One million violent attacks against women in Britain have gone unreported, new research shows. The study undermines official figures suggesting domestic violence has fallen since the 1990s.
Office for National Statistics (ONS) figures had previously suggested violent crime in Britain has been in decline since the mid-90s. They also suggested men are the most likely victims.
However, after a team of researchers from Lancashire University analyzed data collected by the Crime Survey of England and Wales (CSEW) between 1994 and 2014, they found domestic violence is on the rise.
Violent crime estimates are now 60 percent higher than ONS figures suggest, with new findings revealing a 70 percent rise in offenses against women. The analysis also found that violent crimes against men are declining.
Overall, the official figures fail to account for more than one million violent offenses.
The reason for the yawning difference is that official statisticians cap the number of crimes a single person can report at five.
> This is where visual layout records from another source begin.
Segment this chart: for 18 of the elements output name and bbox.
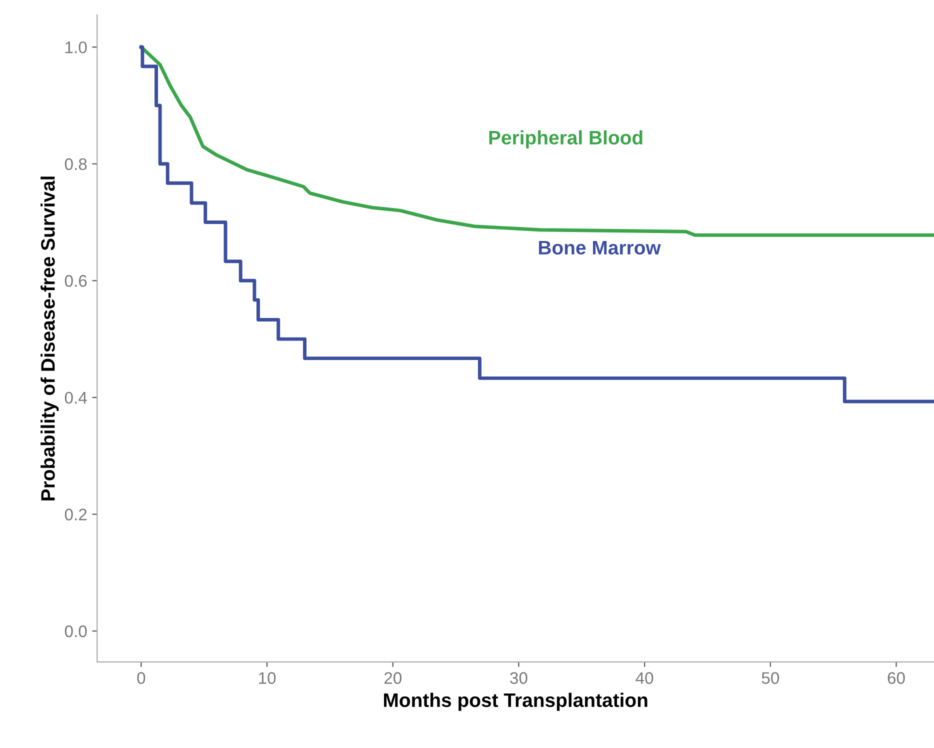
x-tick-label: 50 [762, 672, 780, 684]
x-axis-title: Months post Transplantation [384, 692, 648, 711]
line-series [139, 45, 934, 237]
y-tick-label: 0.2 [64, 508, 87, 520]
x-tick-label: 0 [137, 672, 146, 684]
y-axis-title: Probability of Disease-free Survival [40, 176, 59, 500]
x-tick-label: 20 [384, 672, 402, 684]
x-tick-label: 30 [510, 672, 528, 684]
x-tick-label: 60 [888, 672, 905, 684]
y-tick-label: 0.4 [64, 392, 87, 404]
y-tick-label: 0.8 [64, 158, 87, 170]
x-tick-label: 40 [636, 672, 654, 684]
y-tick-label: 0.0 [64, 625, 87, 638]
y-tick-label: 0.6 [64, 275, 87, 287]
y-tick-label: 1.0 [66, 41, 87, 54]
x-tick-label: 10 [259, 672, 276, 684]
text: Bone Marrow [538, 240, 661, 255]
text: Peripheral Blood [489, 130, 642, 148]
They argue this is done to eliminate volatility in the results.
However, researchers claim it excludes the experience of “high frequency victims.”
Commenting on the findings, Sylvia Walby, UNESCO chair in gender research and a professor of sociology at Lancaster University, said: “[It] omits crimes and therefore biases the crime rate downwards – it is lower than it should be.
“The objection to taking the cap off is that this introduces more year-to-year volatility,” she told the Mail Online.
“Uncapping and [giving] three-year moving averages provides an unbiased figure that also solves the volatility problem.”
She is also calling for police to be more transparent with their research, as there is currently no category for domestic violence.
The Women’s Resource Centre (WRC) said it is “not surprised” by the research.
“While we are deeply saddened by the results of Walby’s research, we are not surprised,” WRC chief executive Vivienne Hayes told The Guardian.
“Our member organizations have been telling us repeatedly that demand for their services, which include rape crisis centers and small specialist Violence Against Women and Girls services, has rocketed, whilst investment in services has plummeted.”
“Research from a range of sources strongly suggests that over the last few years our societal view of women, from violent pornography, violent computer games, street harassment and everyday sexism, to the lack of women in positions of leadership and the attempt to remove women’s contribution to political progress in the A level curriculum, is creating a view of women which nurtures and normalizes our violation.”